2.2 Kommunikation, Interaktion, symbolische Interaktion

Der Gedanke, wonach soziales Handeln »mit subjektivem Sinn« verbunden sowie »auf das Verhalten anderer Menschen bezogen und daran in seinem Ablauf orientiert ist«, geht auf den Soziologen Max Weber zurück (Weber 1980, S. 1). Wenn zwei oder mehr Personen sich »in ihrem gegenseitigen Verhalten aneinander orientieren und sich auch gegenseitig wahrnehmen können« (Jäckel 1995, S. 463), wird dies als Interaktion bezeichnet (ebd.). Interaktion ist also gekennzeichnet durch »Prozesse der Wechselbeziehung bzw. Wechselwirkung« (Burkart 1998, S. 30). Demgemäß soll in Anlehnung an Roland Burkart unter sozialer Interaktion ein wechselseitiges Geschehen zwischen zwei oder mehr Personen verstanden werden, »welches mit einer Kontaktaufnahme […] beginnt und zu (Re-)Aktionen der im Kontakt stehenden Lebewesen führt« (Burkart 1998, S. 30). Kommunikation kann somit als eine »spezifische Form der sozialen Interaktion« verstanden werden (Graumann 1972, S. 1110; vgl. auch Burkart 1998, S. 30; Kunczik/Zipfel 2005, S. 26–30), zumal zwischenmenschliche Kommunikation sich in aller Regel auch durch Wechselseitigkeit auszeichnet.

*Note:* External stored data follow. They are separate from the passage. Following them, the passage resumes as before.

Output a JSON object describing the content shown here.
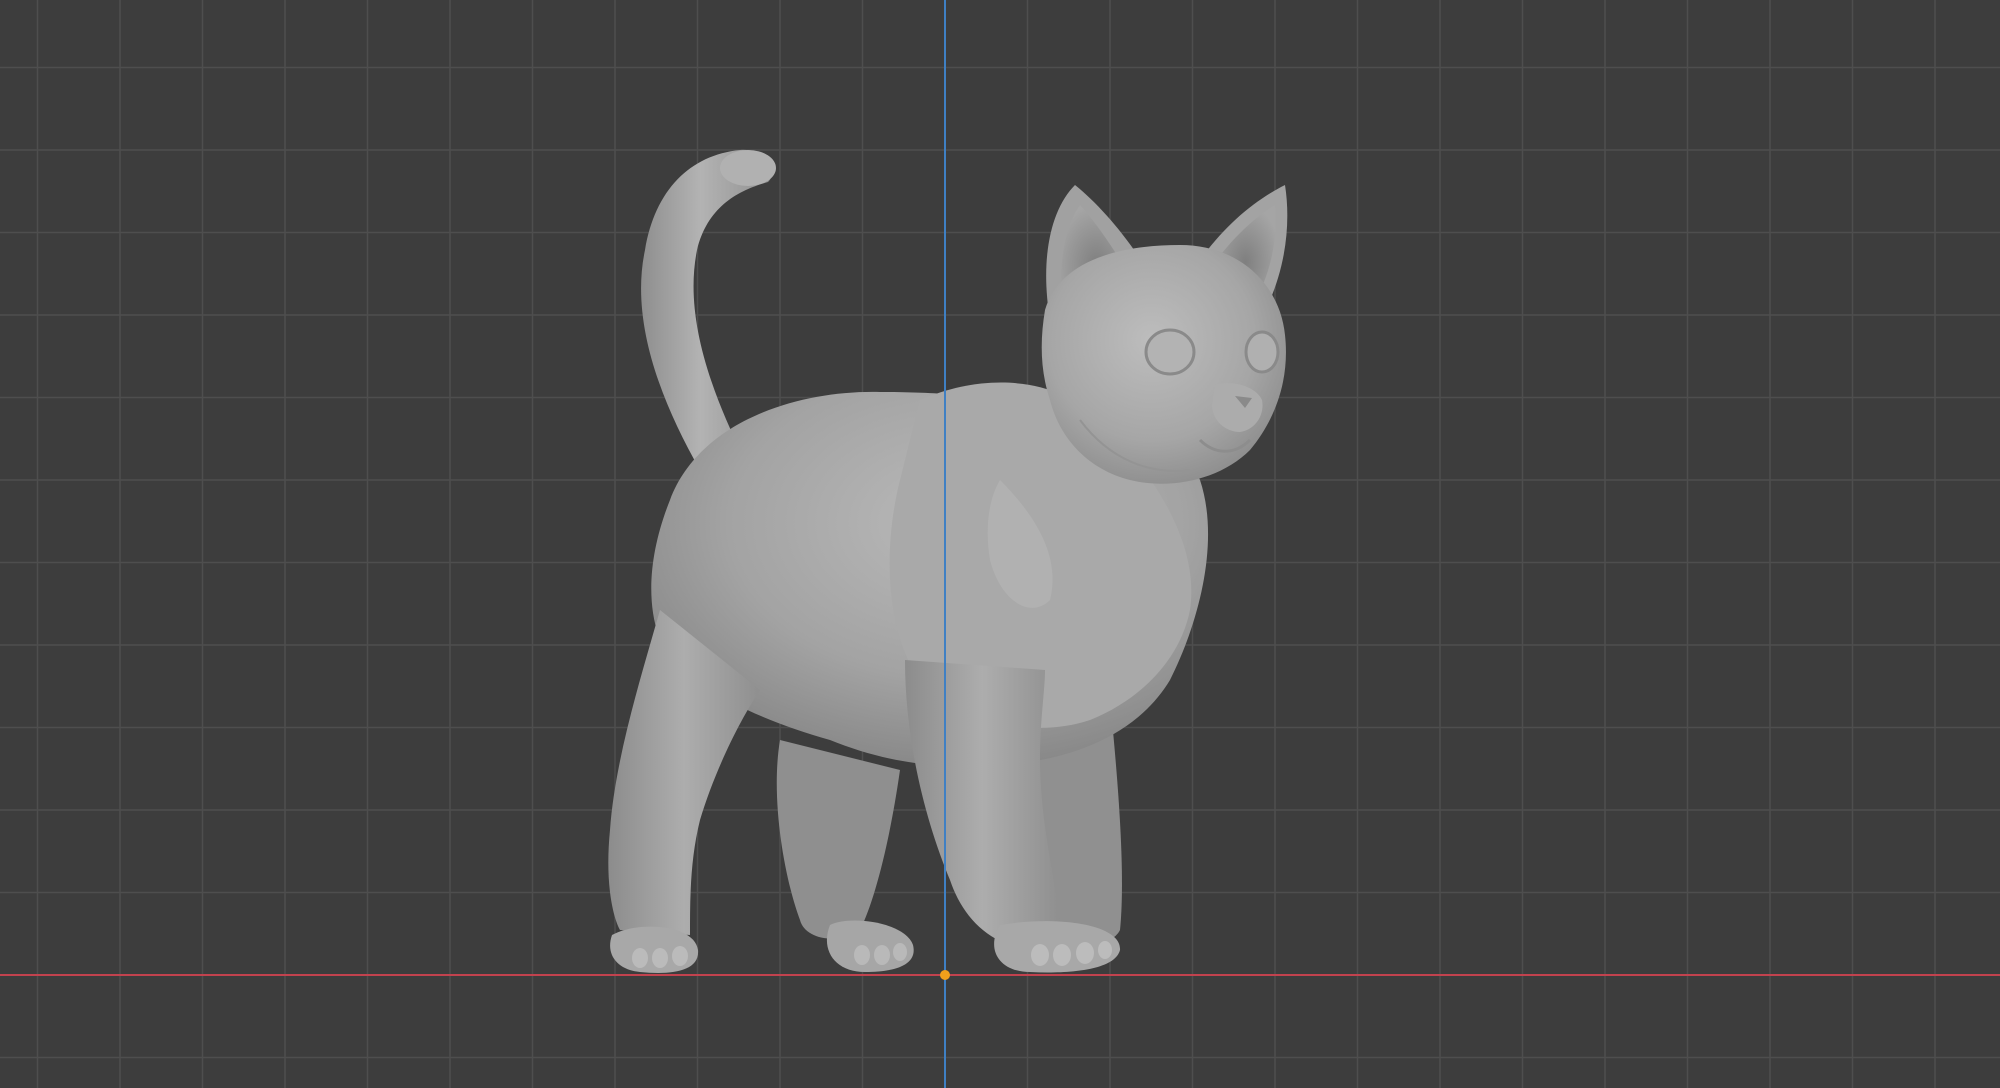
{
  "viewport": {
    "view": "orthographic-side",
    "background_color": "#3d3d3d",
    "grid": {
      "visible": true,
      "line_color": "#4e4e4e"
    },
    "axes": {
      "x_axis_color": "#c2424e",
      "z_axis_color": "#3f80c4"
    },
    "origin": {
      "color": "#f1a01b"
    },
    "object": {
      "type": "sculpted-mesh",
      "subject": "standing cat",
      "material_color": "#a4a4a4",
      "shading": "solid-matcap-gray"
    }
  }
}
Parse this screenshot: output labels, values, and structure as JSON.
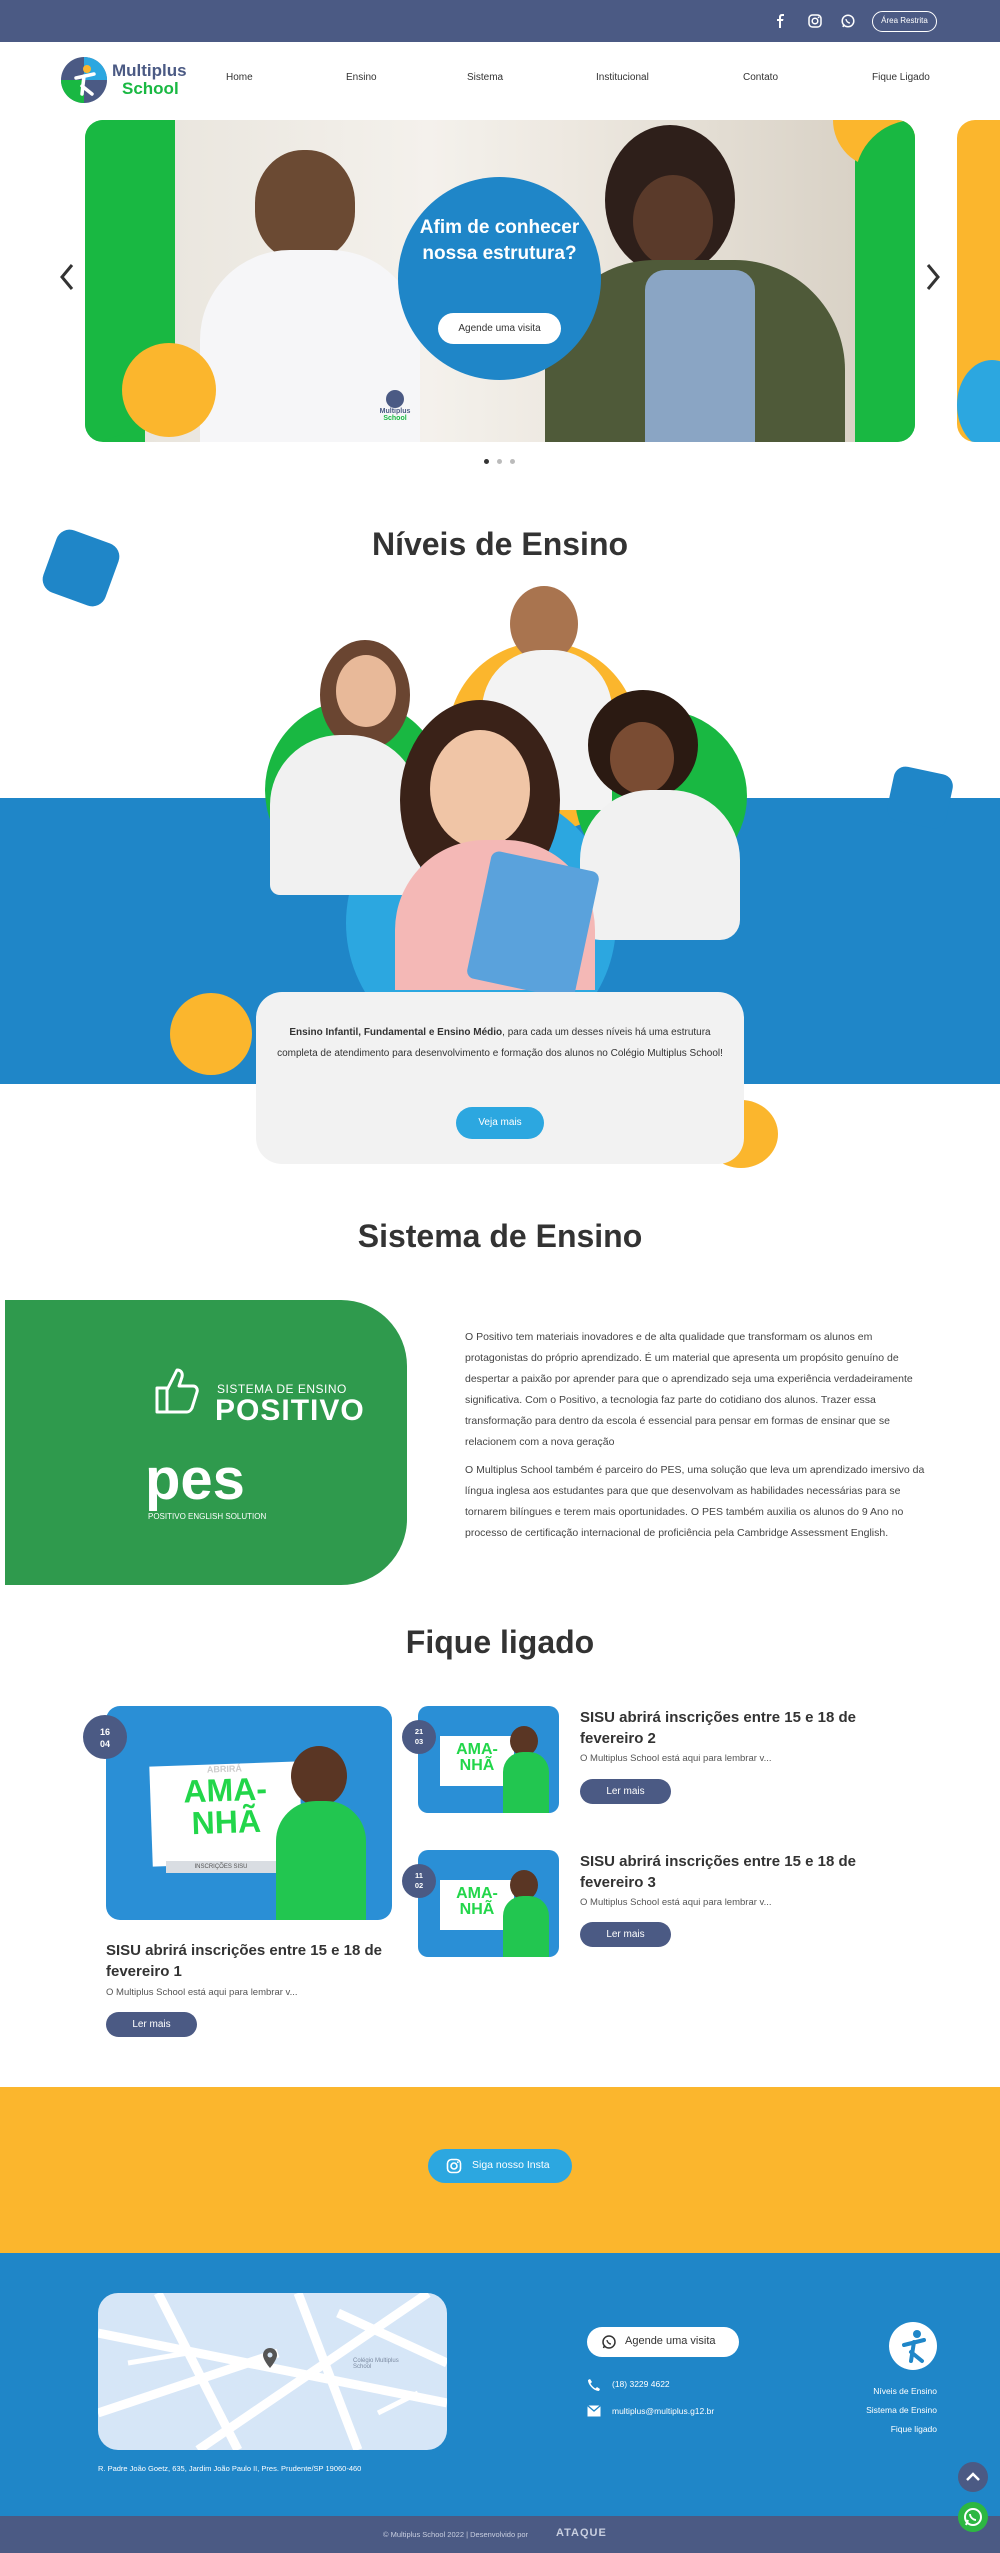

Die Begriffe Kommunikation und Interaktion werden gelegentlich auch synonym verwendet. Dies ist nicht uneingeschränkt zulässig, sondern bedarf einer Differenzierung: Zweifellos stehen die Begriffe Kommunikation und Interaktion zueinander in Beziehung. Mit Kommunikation ist von der Wortbedeutung her jedoch eher Verständigung und sind damit in erster Linie inhaltliche Bedeutungsprozesse gemeint (vgl. Maletzke 1998, S. 43). Interaktion hingegen meint den Charakter und Handlungsablauf sozialer Beziehungen (Jäckel 1995, S. 463; vgl. Graumann 1972, S. 1110ff). Wenn Interaktion folglich als Synonym für soziales Handeln steht, kann Kommunikation als Interaktion vermittels Zeichen bzw. Symbolen bezeichnet werden (vgl. w. u. S. 57).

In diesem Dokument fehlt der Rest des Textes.